Das Wort zum Dienstag

Es gibt Kindheitsträume, die sich tatsächlich erfüllen - beinahe wenigstens. Diese Zeitung rückte über meine letzte Kolumne an dieser Stelle eine falsche Rubrik und erfüllte mir damit für kurze Zeit diesen Kindheitstraum - beinahe wenigstens. Der Traum damals (und jetzt wird es wie immer bei Träumen intim): Ich liebte meinen Vater und meinen Großvater und wollte entsprechend werden, was diese waren. Wie alle Söhne und Töchter, die ihre Elternteile lieben. Ich wollte hoch hinaus wie sie - nämlich auf eine Kanzel. Pastor werden wollte ich, und nichts schien mir schöner, angesehener und beschaulicher als dieses Amt, das mit dem Besitz von einer eigenen Kirche, einem eigenen Pfarrhaus mit Garten und wunderschönem Gemüseteil, der Schaukel und dem Hühnerhof verbunden war. Und jeden Sonntag sicher sein, daß mir die Menschen da unten ebenso stolz und andächtig zuhören werden, wie ich, wenn ich im Kindergottesdienst hockte und mir sagen konnte: Das ist mein Großvater da vorne. Aber alles lief anders. So ab 15 Jahre herum wandelt sich solcher Stolz in Zweifel, kippt die Andächtigkeit in Skepsis und der Apfel fiel zwar nicht immer ganz weit vom Stamm. Psychologie hat schließlich eine Wurzel gemein mit der Seelsorge - aber dennoch: Ich blieb unten auf dem Fußboden, schon weil ich enttäuscht erkannte, daß dies Leben oben auf der Kanzel keineswegs weniger Debatten und Hinterfragung erfordert als das von einem Schulkatheder oder Lehrstuhl aus.
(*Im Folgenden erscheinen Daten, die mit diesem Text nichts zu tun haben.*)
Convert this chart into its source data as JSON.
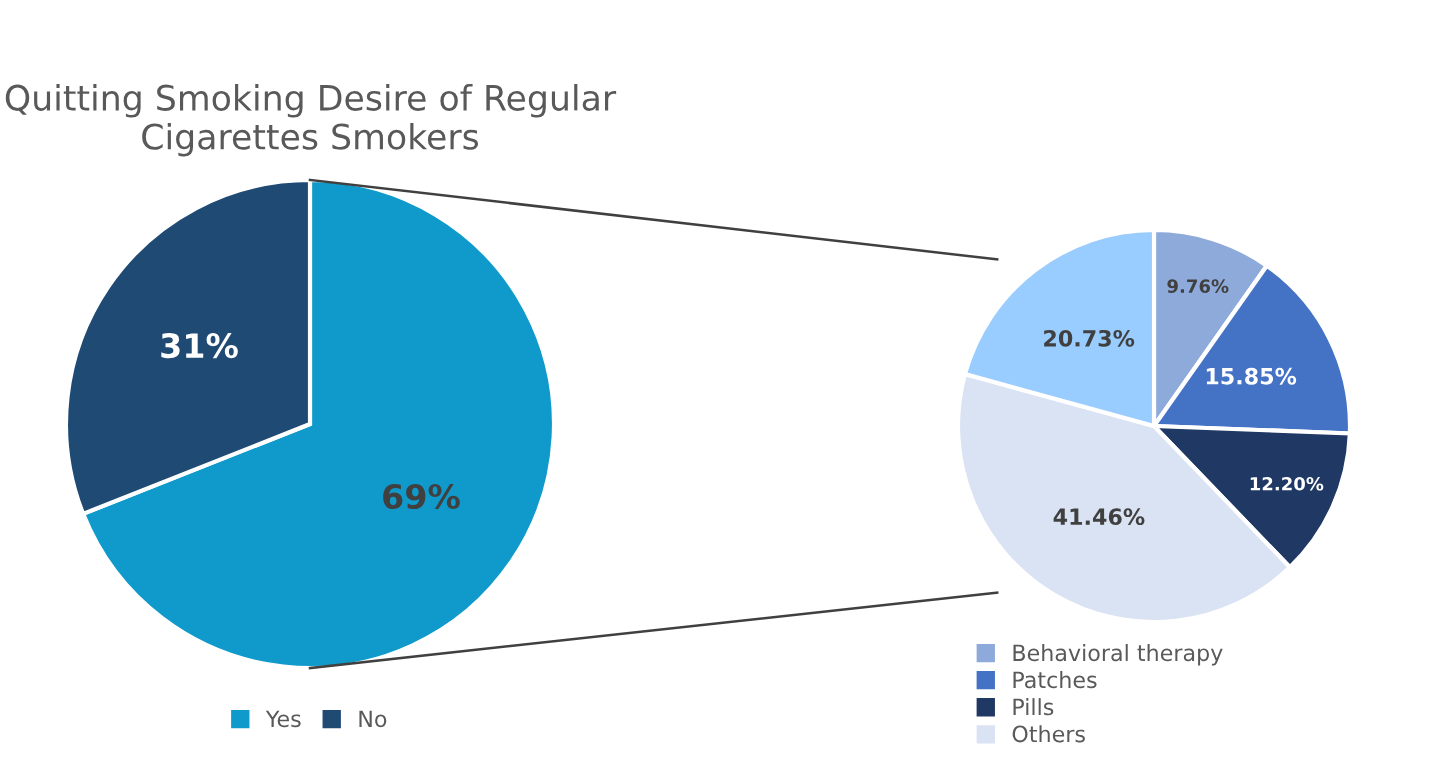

Und doch - da blieben in uns diese kleinen Wehmutsreste an den Kindheitstraum. Vorausgesetzt die Liebe bleibt zu den Personen von damals und damit den Dingen und Gedanken um sie herum und manchmal denkt das Kind in mir Mann: Wie wäre es, wenn Du wärest wie Vater und Großvater? Die schrieben nämlich jede Woche ihre Worte zum Sonntag - das machte damals immer nur ein Gottes-Spezialist im Kirchenkreis. Ich schreibe schließlich nur für den Alltag, genauer den Dienstag. Richtig andächtig wurde ich beim Nachsinnen, was mir diese versehentliche Amtsautorität durch den falschen Balken einbrachte: „Eine Beförderung von der harmlosen Kolumne Zu einem Wort“! „Worte" denken und sprechen eben nur Geistliche, Philosophen und Bundespräsidenten in der Neujahrsansprache lauter Würdenträger also.